In dieser Hinsicht besteht ein Gegensatz zu den neorevolutionären Kräften des Westens und namentlich Westeuropas, die auf eine Zersetzung durch Infragestellen von Grundwerten und auf die Unterwanderung von Institutionen sowie die Lähmung von Autoritäten ausgerichtet sind. Durch Aushöhlen der Widerstandskraft aber arbeitet das den machtpolitischen Absichten Moskaus in die Hände. Der erste Schritt dieser Absichten ist grob skizziert: die Anerkennung der sowjetischen Annexionen, d. h.des neu begründeten, nicht nur machtpolitisch, sondern ideologisch gleichgeschalteten Imperiums mit abhängigen Satellitenstaaten in Verbindung mit internationalen Brückenköpfen in Westeuropa, Lateinamerika, Afrika und Asien. Diese erste Station ist weitgehend von der Sowjetunion erreicht.
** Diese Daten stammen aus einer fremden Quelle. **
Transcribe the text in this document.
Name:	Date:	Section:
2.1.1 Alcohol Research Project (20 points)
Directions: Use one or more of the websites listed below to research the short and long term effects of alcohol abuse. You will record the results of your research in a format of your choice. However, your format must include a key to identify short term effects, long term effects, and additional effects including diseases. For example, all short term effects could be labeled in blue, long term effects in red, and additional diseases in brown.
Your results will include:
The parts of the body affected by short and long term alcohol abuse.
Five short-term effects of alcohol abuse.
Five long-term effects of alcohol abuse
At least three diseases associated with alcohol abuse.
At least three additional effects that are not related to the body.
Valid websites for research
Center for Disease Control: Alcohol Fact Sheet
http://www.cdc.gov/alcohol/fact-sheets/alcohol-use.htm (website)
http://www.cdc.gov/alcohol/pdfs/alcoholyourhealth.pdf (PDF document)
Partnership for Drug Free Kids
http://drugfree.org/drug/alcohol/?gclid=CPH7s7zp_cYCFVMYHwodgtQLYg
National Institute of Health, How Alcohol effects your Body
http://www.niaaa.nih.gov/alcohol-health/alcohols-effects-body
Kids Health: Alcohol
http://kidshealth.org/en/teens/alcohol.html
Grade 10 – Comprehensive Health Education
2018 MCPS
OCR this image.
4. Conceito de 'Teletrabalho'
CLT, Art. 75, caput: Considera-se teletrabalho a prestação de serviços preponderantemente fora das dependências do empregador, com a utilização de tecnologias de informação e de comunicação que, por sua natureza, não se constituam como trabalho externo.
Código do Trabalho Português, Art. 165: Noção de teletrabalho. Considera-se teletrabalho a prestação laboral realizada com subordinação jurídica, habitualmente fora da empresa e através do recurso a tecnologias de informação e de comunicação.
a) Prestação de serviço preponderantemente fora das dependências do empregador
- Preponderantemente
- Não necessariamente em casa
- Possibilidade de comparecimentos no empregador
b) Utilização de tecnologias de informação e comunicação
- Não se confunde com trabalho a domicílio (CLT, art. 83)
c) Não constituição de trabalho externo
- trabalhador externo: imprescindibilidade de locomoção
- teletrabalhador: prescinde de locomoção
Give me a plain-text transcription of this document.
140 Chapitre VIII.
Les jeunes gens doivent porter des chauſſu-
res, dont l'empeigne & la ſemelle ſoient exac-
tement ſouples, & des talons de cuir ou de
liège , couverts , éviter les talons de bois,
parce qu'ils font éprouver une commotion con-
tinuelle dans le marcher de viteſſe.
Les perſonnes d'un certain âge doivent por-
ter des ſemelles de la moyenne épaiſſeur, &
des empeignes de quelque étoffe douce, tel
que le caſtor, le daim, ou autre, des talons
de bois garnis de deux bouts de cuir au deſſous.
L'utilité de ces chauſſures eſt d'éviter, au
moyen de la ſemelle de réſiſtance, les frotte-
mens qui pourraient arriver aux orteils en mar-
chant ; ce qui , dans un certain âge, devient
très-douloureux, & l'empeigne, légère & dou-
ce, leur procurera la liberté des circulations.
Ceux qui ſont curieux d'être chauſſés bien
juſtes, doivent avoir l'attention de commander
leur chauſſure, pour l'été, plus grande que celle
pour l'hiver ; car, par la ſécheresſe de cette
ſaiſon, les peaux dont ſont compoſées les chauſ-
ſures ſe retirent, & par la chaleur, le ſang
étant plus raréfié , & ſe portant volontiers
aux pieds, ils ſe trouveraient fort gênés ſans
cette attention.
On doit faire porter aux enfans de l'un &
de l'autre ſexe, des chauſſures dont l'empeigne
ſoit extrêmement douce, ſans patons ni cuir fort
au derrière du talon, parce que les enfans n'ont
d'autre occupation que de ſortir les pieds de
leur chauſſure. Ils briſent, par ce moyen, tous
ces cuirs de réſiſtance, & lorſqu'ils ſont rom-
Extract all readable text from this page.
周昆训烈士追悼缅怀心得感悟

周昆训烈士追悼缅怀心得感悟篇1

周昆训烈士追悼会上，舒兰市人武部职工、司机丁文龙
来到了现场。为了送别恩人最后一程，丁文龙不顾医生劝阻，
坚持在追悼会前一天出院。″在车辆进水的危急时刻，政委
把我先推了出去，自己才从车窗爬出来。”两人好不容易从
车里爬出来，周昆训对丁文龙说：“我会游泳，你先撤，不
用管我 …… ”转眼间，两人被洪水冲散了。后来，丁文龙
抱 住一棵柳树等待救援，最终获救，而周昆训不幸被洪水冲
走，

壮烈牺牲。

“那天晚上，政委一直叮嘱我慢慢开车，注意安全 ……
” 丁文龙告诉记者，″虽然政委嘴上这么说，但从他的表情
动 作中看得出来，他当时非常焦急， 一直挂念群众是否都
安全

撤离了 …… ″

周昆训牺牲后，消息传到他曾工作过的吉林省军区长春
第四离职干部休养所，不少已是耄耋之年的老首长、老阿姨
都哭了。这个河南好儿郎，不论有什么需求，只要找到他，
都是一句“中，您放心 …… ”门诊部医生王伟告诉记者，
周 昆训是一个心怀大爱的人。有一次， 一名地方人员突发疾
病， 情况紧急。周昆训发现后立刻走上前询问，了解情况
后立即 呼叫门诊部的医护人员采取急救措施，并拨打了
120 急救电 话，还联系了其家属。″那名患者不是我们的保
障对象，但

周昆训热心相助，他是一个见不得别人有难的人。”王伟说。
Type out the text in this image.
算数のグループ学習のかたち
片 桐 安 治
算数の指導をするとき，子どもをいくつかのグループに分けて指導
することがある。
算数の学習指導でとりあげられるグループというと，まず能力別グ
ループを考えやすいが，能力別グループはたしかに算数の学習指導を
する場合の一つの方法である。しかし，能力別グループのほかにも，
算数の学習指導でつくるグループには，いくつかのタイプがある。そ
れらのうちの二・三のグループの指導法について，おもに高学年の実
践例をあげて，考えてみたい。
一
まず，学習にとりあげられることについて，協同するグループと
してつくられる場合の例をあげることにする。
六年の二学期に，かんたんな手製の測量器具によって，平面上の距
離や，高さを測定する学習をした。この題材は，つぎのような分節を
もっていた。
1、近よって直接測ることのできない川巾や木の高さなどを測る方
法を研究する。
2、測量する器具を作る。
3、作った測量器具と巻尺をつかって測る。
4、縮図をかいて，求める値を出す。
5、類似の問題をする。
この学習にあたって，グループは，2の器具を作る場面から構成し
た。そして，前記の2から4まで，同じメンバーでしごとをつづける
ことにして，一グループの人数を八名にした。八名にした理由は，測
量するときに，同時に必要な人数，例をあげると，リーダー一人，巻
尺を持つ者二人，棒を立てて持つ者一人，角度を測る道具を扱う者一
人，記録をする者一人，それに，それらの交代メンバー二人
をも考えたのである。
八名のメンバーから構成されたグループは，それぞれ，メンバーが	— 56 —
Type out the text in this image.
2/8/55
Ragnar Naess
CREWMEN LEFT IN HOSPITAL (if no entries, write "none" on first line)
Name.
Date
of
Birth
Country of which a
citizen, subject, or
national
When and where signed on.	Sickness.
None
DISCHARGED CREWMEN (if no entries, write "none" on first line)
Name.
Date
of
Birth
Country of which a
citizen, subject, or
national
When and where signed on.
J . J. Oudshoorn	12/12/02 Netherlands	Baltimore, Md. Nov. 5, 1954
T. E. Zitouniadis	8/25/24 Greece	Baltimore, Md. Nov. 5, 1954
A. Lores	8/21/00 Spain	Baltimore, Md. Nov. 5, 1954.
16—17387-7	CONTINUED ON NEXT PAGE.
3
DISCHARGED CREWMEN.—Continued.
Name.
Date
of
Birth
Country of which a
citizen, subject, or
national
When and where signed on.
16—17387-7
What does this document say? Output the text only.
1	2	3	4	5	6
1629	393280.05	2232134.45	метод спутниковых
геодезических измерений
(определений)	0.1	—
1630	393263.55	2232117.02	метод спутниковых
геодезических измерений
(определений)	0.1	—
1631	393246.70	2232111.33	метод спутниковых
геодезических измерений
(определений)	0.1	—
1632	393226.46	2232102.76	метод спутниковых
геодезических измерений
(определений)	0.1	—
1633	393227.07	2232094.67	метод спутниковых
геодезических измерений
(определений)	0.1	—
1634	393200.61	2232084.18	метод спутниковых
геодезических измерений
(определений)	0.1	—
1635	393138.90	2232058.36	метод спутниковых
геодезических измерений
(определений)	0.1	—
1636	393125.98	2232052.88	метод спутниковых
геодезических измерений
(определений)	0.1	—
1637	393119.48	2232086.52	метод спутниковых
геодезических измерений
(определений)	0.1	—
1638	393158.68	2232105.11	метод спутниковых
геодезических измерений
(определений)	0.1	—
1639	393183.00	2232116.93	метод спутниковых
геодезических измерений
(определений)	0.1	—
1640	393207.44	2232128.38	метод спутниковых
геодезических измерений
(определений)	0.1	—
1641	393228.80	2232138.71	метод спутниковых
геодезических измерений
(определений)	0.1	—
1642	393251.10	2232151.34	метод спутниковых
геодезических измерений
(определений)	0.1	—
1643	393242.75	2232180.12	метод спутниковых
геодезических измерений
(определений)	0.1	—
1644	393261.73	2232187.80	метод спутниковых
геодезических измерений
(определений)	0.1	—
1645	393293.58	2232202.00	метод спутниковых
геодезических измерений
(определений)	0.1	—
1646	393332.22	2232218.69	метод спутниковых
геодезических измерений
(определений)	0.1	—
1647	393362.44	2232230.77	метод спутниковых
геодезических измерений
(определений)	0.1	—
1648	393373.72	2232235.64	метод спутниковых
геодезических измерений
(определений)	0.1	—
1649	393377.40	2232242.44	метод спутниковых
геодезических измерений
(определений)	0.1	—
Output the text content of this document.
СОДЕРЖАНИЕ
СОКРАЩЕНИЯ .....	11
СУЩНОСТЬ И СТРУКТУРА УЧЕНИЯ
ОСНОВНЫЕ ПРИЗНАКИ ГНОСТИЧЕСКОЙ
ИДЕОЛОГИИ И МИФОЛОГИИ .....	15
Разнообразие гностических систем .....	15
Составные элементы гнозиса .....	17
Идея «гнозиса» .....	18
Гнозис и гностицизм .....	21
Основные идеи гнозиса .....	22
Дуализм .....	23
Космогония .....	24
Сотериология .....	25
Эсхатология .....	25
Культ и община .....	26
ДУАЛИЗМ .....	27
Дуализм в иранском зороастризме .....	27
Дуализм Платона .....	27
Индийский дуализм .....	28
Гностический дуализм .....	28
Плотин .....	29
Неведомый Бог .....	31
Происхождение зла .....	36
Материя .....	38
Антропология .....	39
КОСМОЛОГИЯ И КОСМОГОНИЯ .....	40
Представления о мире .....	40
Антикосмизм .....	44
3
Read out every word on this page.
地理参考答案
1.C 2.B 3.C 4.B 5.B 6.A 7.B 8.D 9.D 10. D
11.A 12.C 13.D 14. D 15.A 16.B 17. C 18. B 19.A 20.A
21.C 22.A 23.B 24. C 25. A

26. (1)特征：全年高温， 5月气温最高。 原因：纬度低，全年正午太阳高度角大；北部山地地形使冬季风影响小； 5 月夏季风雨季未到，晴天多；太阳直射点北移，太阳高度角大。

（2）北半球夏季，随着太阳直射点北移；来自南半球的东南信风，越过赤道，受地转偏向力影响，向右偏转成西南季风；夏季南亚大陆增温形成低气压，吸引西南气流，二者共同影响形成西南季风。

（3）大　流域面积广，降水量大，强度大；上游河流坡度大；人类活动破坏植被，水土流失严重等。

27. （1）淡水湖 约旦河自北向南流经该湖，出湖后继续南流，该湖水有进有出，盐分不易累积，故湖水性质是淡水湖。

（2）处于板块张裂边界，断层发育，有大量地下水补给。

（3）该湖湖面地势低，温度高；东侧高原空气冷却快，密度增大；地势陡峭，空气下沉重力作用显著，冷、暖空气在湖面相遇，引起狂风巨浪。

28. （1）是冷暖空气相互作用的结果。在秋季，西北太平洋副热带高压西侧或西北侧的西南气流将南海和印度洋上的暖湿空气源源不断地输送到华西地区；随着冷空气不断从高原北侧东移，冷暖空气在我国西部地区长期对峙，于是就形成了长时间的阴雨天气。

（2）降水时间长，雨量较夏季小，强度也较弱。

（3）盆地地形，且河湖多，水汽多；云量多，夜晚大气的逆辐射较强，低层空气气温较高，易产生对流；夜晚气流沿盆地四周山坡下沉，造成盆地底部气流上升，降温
Als zweiter Schritt und damit als „Voraussetzung für den Erfolg dieser sowjetischen Hegemoniepläne ist einmal die allmähliche Zersetzung der NATO und sodann die Behinderung einer weiteren westeuropäischen Einigung" im Vollzug (Botschafter a. D. Dr. Berger im Rheinischen Merkur vom 3. 8. 1973). Dazu werden die bilateralen Verhandlungen mit den nationalen Regierungen in Westeuropa und den USA und die Schwächezeichen inneramerikanischer Gärungen genutzt. Vergleicht man damit den Tenor der Standortbestimmung des IKV, der auf Auflösung der NATO und auf Abrüstungsvorleistungen Westeuropas sowie auf Bremsung der Integrationsvorgänge hinausläuft, dann kann man die Übereinstimmung mit sowjetischen Zielvorstellungen nicht übersehen.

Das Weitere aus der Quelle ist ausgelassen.